Die Bilanz des Währungsfonds bestätigt die Kritik an der Austeritätspolitik. Es ist falsch, Strukturanpassungen der nationalen Ökonomien in der Euro-Zone einseitig durch eine in ökonomische Depression führende Lohnsenkungs- und Austeritätspolitik erzwingen zu wollen. Nicht die gemeinsame Währung ist der Angelpunkt für die Fehlentwicklung, sondern die unzureichenden Ausgleichungs- und Steuerungsprozesse, inklusive der Beschränkungen der europäischen Zentralbank.

Die Bauelemente einer Alternative vertritt die LNKE seit langem: Notwendig ist ein Mix von Wachstumsanreizen über öffentliche Investitionen und Sanierungsmaßnahmen für die öffentlichen Finanzen durch eine sozialgerechtere Steuerpolitik. Außerdem brauchen wir Strategien gegen Europas interne Ungleichgewichte und Deutschlands enormen Leistungsbilanzüberschuss.

Das Kernproblem einer hartnäckigen Depression in der EU und der wachsenden Ungleichgewichte ist die unzureichende gesellschaftliche Nachfrage. Die Unternehmen investieren nicht genug in neue Anlagen oder Ausrüstung und sie schaffen daher zu geringes Lohneinkommen oder überhaupt zu wenig Arbeitsplätze.

Es geht mittelfristig um Eingriffe in die Verteilungsverhältnisse – letztlich selektive Steuererhöhungen in Zeiten wirtschaftlicher Unsicherheit. Denn Europa braucht Strukturreformen, aber eben nicht so wie es die Verfechter einer Konsolidierungspolitik fordern. Die Alternative zur Konsolidierung läuft darauf hinaus, über eine Erhöhung der Steuern für höhere Einkommen, Vermögenserträge und angesammelte große Vermögen öffentliche Güter und Dienste, die vom privatkapitalistischen Sektor nicht ausreichend bereitgestellt werden – Dinge wie die Verbesserung der sozialen Sicherheit, Bildung, Gesundheitsvorsorge und öffentlichen Infrastrukturen – zu finanzieren.

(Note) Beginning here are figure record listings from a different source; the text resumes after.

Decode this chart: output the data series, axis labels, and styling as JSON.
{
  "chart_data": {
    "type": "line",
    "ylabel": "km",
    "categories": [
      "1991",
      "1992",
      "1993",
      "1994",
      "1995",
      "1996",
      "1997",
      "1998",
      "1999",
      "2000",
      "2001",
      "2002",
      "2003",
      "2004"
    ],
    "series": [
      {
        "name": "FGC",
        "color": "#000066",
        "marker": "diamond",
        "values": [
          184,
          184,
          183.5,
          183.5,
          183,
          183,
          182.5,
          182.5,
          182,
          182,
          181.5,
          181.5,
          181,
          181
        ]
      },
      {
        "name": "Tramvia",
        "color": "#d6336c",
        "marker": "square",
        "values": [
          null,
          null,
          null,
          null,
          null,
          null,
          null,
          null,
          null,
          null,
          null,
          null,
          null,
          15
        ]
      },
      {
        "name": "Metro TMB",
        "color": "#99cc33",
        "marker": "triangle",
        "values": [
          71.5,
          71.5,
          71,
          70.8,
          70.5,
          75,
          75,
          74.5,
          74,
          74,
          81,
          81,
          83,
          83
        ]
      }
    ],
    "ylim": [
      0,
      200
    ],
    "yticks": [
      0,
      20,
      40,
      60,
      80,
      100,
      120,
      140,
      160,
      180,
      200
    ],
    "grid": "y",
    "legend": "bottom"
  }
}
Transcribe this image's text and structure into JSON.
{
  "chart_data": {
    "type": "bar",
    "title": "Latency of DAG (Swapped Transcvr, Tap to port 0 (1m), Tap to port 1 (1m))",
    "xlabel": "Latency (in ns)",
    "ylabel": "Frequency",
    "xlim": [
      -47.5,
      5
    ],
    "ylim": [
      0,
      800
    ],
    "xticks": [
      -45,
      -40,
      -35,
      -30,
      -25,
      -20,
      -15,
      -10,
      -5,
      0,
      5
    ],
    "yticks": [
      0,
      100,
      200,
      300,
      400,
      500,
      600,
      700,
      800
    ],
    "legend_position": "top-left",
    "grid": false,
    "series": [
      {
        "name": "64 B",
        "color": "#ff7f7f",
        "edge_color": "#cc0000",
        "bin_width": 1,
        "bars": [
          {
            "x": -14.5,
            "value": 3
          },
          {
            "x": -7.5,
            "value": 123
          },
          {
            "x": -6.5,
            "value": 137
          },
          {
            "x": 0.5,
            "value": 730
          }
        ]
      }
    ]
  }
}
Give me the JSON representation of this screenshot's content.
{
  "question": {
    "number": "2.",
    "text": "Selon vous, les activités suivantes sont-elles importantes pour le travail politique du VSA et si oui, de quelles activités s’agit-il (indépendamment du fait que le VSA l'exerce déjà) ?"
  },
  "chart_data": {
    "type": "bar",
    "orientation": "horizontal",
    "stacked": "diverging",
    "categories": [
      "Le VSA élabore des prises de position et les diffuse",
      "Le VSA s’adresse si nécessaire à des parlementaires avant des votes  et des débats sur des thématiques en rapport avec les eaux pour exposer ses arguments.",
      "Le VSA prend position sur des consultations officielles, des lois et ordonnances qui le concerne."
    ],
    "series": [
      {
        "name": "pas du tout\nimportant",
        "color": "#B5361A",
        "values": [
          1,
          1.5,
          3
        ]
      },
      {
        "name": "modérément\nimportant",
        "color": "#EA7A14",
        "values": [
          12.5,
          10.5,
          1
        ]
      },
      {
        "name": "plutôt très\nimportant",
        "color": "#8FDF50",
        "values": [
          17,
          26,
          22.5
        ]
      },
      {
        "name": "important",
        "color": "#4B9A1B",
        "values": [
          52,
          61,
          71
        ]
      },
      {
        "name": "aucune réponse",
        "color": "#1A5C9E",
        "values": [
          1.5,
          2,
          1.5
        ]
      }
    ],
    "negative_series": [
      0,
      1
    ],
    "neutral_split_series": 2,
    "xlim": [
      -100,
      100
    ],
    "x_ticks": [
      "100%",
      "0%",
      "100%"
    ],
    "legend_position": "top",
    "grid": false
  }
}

Die Umsetzung einer solchen Steuerpolitik benötigt allerdings deutlich veränderte politische Kräfteverhältnisse – parlamentarisch und insbesondere außerparlamentarisch. Die jetzt kurz- und mittelfristigen dringend erforderlichen Investitionen in die öffentliche Daseinsvorsorge sollten daher – gerade auch angesichts des niedrigen Zinsniveaus – gemäß der sog. „goldenen Regel“ durch öffentliche Kreditaufnahme vorfinanziert werden. Langfristig lassen sie sich teilweise oder vollständig durch verstärkte Steuermehreinnahmen gegenfinanzieren.